Die Familie Piccard hatte schon vor Bertrands Aufstieg an die 28.000 Meter Höhenunterschied bewältigt. Großvater Auguste war zwecks Erforschung der Weltraumstrahlung mit einem Ballon 1931 als erster Mensch auf 16.000 und ein Jahr später sogar auf 17.000 Meter aufgestiegen, Vater Jacques Piccard hatte 1960 mit seinem "Bathyscaph" den Grund des Marianengrabens, mit 10.916 Metern die tiefste Stelle der Weltmeere überhaupt, erreicht und festgestellt, daß es auch dort Leben gibt. Bertrand legte auf seiner Weltumfahrung 40.813 Kilometer zurück.
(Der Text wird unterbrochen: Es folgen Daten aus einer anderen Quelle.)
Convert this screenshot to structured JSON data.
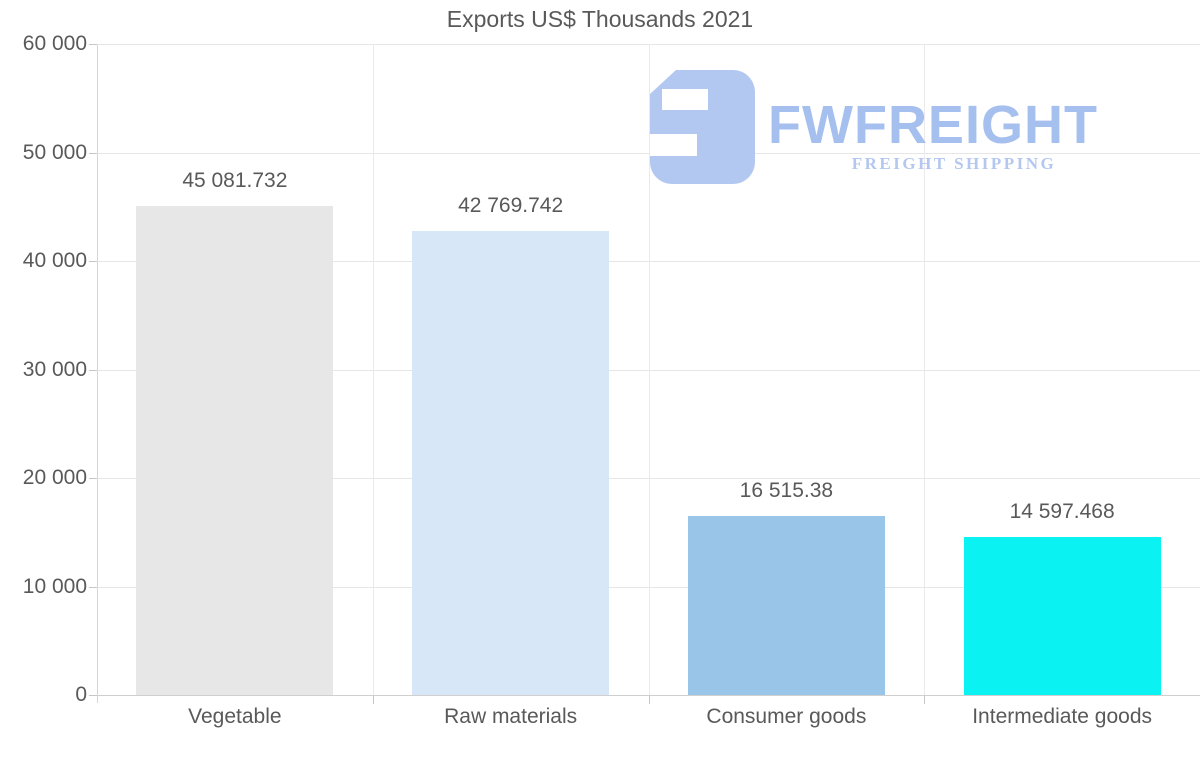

Man kann sein Buch auf verschiedene Arten lesen, und auf jede Art mit Gewinn. Zum Beispiel als Nachdenkbuch darüber, wie sich der Charakter abenteuerlicher Unternehmungen im 20. Jahrhundert veränderte. Nachdem Fridtjof Nansen im Juni 1893 mit 13 Männern auf der "Fram" in die Arktis aufgebrochen war, blieb die Welt drei Jahre lang ohne jede Nachricht. Am 14. März 1895 verließ er mit seinem Begleiter Johansen das vom Eis eingeschlossene Schiff und versuchte den Nordpol mit dem Schlitten zu erreichen. 15 Monate waren die beiden Männer in der Arktis "In Nacht und Eis" (Nansens Buchtitel) völlig auf sich gestellt. Der Ozeanflug Charles Lindberghs am 21. Mai 1927 dauerte zwar nur 33 und eine halbe Stunde, aber auch er kämpfte allein gegen den Schlaf und hätte bei einem Motorversagen keine Hoffnung auf Rettung gehabt. Eine vor ihm in der Gegenrichtung gestartete französische Mannschaft blieb verschollen. Man mag darüber spekulieren, ob Reinhold Messner 1989/90 bei seinem 2.800 Kilometer langen Fußmarsch durch die Antarktis mit dem Verzicht auf ein Funkgerät wirklich nur Gewicht sparen wollte oder ob ihm die Einsamkeit in der Extremsituation wichtiger war. Er hatte lediglich ein Gerät auf dem Schlitten, das der Außenwelt seine Position meldete.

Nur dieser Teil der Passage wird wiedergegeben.